We need data and research to fulfil our mandate, so that we can do the best possible job at what we must do best
To date, this ‘quantitative tightening’ has been smooth and well-absorbed by financial markets. This is similar to what we see from our international peers, who – in fact – are reducing their balance sheet at a relatively faster pace.
That brings me to the challenge. While, clearly, the current balance sheet has to shrink, our future balance sheet size may need to be larger than it was before the Global Financial crisis. The reason is that structural changes in financial markets, including a higher demand for liquidity, will call for a larger central bank reserves in the future. In my view, refinancing operations represent the most efficient tool to provide such a level of reserves down the road.

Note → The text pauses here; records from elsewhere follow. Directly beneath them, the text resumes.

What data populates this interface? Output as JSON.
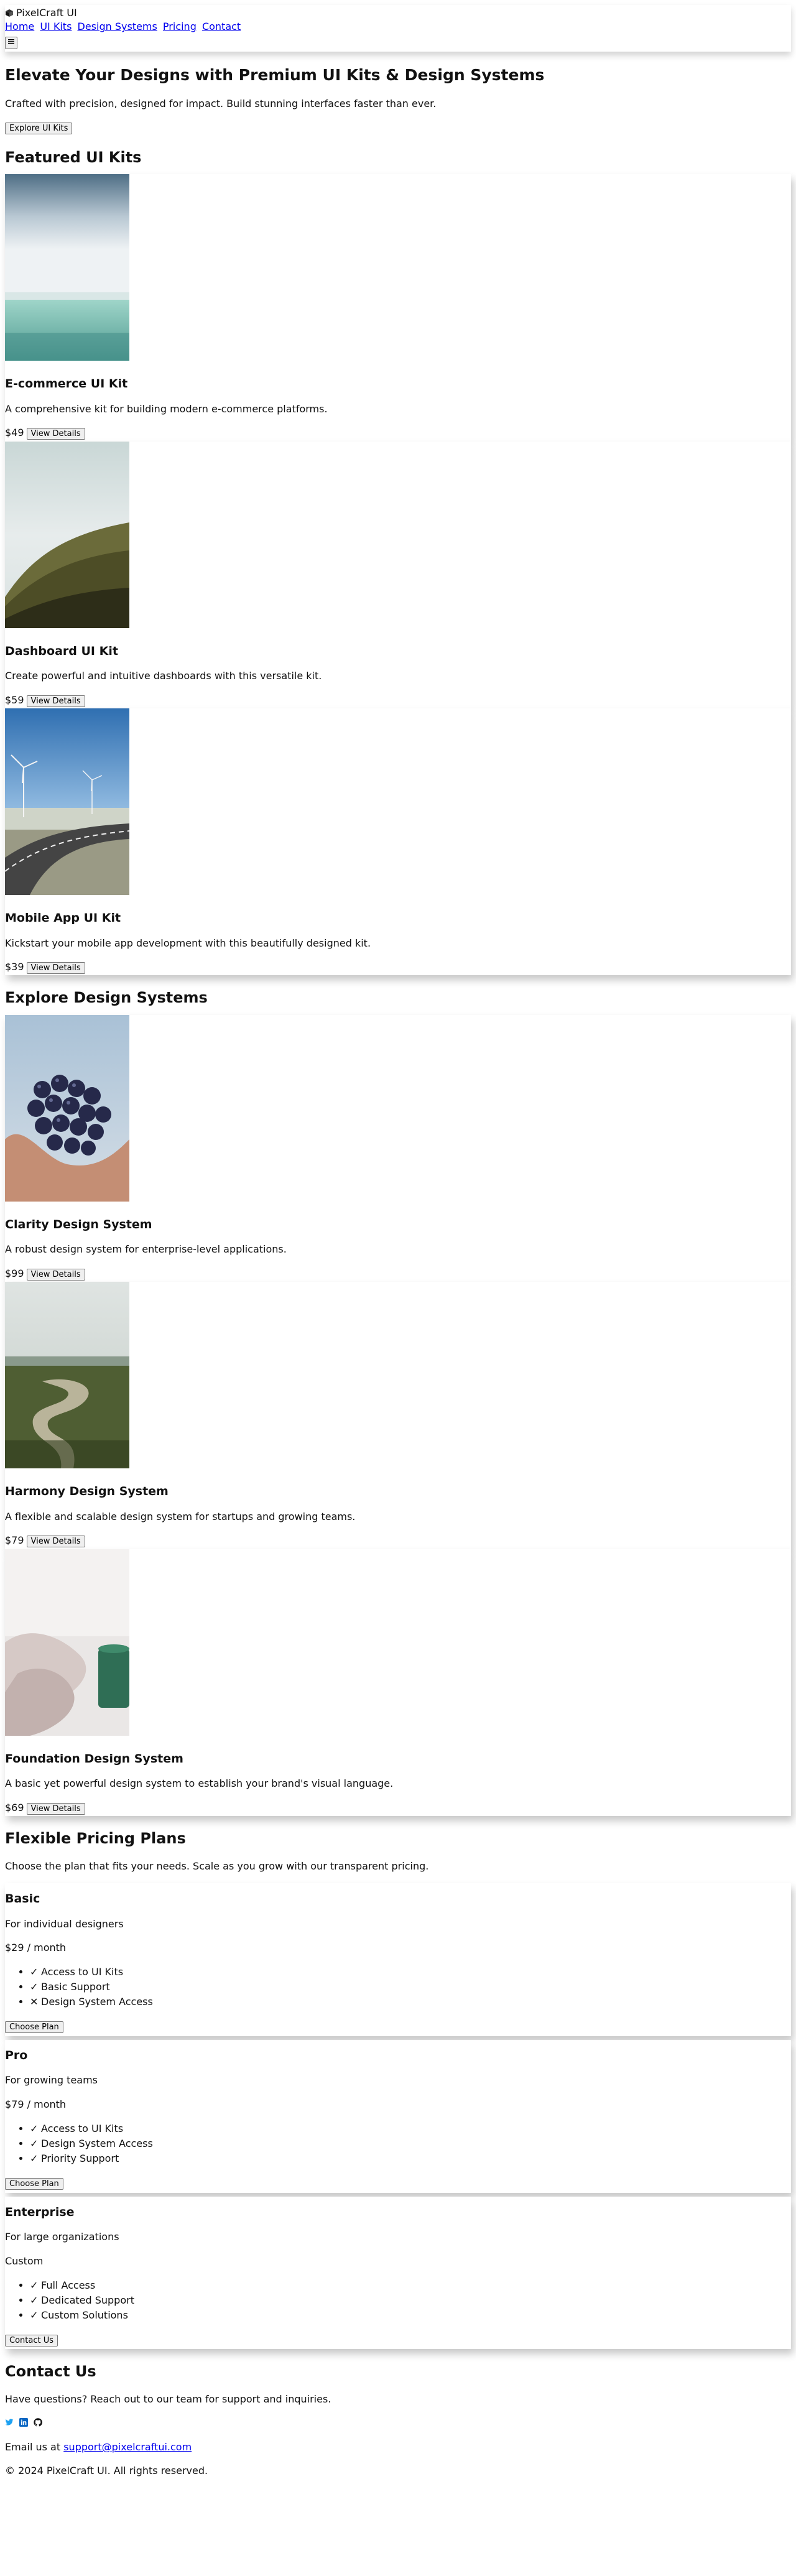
{
  "header": {
    "brand": "PixelCraft UI",
    "nav": [
      "Home",
      "UI Kits",
      "Design Systems",
      "Pricing",
      "Contact"
    ],
    "menu_icon": "hamburger-icon"
  },
  "hero": {
    "title": "Elevate Your Designs with Premium UI Kits & Design Systems",
    "subtitle": "Crafted with precision, designed for impact. Build stunning interfaces faster than ever.",
    "cta": "Explore UI Kits"
  },
  "ui_kits": {
    "heading": "Featured UI Kits",
    "items": [
      {
        "title": "E-commerce UI Kit",
        "desc": "A comprehensive kit for building modern e-commerce platforms.",
        "price": "$49",
        "button": "View Details",
        "image": "sea-horizon"
      },
      {
        "title": "Dashboard UI Kit",
        "desc": "Create powerful and intuitive dashboards with this versatile kit.",
        "price": "$59",
        "button": "View Details",
        "image": "green-hillside"
      },
      {
        "title": "Mobile App UI Kit",
        "desc": "Kickstart your mobile app development with this beautifully designed kit.",
        "price": "$39",
        "button": "View Details",
        "image": "road-wind-turbines"
      }
    ]
  },
  "design_systems": {
    "heading": "Explore Design Systems",
    "items": [
      {
        "title": "Clarity Design System",
        "desc": "A robust design system for enterprise-level applications.",
        "price": "$99",
        "button": "View Details",
        "image": "hands-with-grapes"
      },
      {
        "title": "Harmony Design System",
        "desc": "A flexible and scalable design system for startups and growing teams.",
        "price": "$79",
        "button": "View Details",
        "image": "river-forest"
      },
      {
        "title": "Foundation Design System",
        "desc": "A basic yet powerful design system to establish your brand's visual language.",
        "price": "$69",
        "button": "View Details",
        "image": "cozy-mug"
      }
    ]
  },
  "pricing": {
    "heading": "Flexible Pricing Plans",
    "intro": "Choose the plan that fits your needs. Scale as you grow with our transparent pricing.",
    "plans": [
      {
        "name": "Basic",
        "audience": "For individual designers",
        "price": "$29 / month",
        "features": [
          {
            "text": "Access to UI Kits",
            "included": true
          },
          {
            "text": "Basic Support",
            "included": true
          },
          {
            "text": "Design System Access",
            "included": false
          }
        ],
        "button": "Choose Plan"
      },
      {
        "name": "Pro",
        "audience": "For growing teams",
        "price": "$79 / month",
        "features": [
          {
            "text": "Access to UI Kits",
            "included": true
          },
          {
            "text": "Design System Access",
            "included": true
          },
          {
            "text": "Priority Support",
            "included": true
          }
        ],
        "button": "Choose Plan"
      },
      {
        "name": "Enterprise",
        "audience": "For large organizations",
        "price": "Custom",
        "features": [
          {
            "text": "Full Access",
            "included": true
          },
          {
            "text": "Dedicated Support",
            "included": true
          },
          {
            "text": "Custom Solutions",
            "included": true
          }
        ],
        "button": "Contact Us"
      }
    ]
  },
  "contact": {
    "heading": "Contact Us",
    "text": "Have questions? Reach out to our team for support and inquiries.",
    "social": [
      "twitter-icon",
      "linkedin-icon",
      "github-icon"
    ],
    "email_prefix": "Email us at",
    "email": "support@pixelcraftui.com",
    "copyright": "© 2024 PixelCraft UI. All rights reserved."
  },
  "colors": {
    "link": "#0000ee",
    "twitter": "#1da1f2",
    "linkedin": "#0a66c2",
    "github": "#111111"
  }
}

Monetary policy is too important, too crucial for our economy and our general wellbeing, to rely on trial and error. The ECB, the central banks, would prefer to avoid the honour of receiving an Ig Nobel prize.
Yes, in the history of the Ig Nobel prizes some were also awarded as criticism wrapped up in a blanket of satire. For instance, in 2009, the Ig Nobel for Economics was awarded to the directors, executives, and auditors of four Icelandic banks for demonstrating that tiny banks can rapidly mushroom into huge banks, and vice versa, and for demonstrating that similar things can happen to an entire national economy.
So, to avoid that ‘honour’, we need data and research to fulfil our mandate, so that we can do the best possible job at what we must do best.
Because in monetary policy, we cannot live by the slogan of the Ig Nobel prizes, also the closing remark of the annual ceremony: “If you didn’t win a prize – and especially if you did – better luck next year!”
So, make us think!
This article is based on a speech delivered at the 26th Annual DNB Research Conference ‘Challenges for monetary policy that make us think’, Amsterdam, 2 November 2023.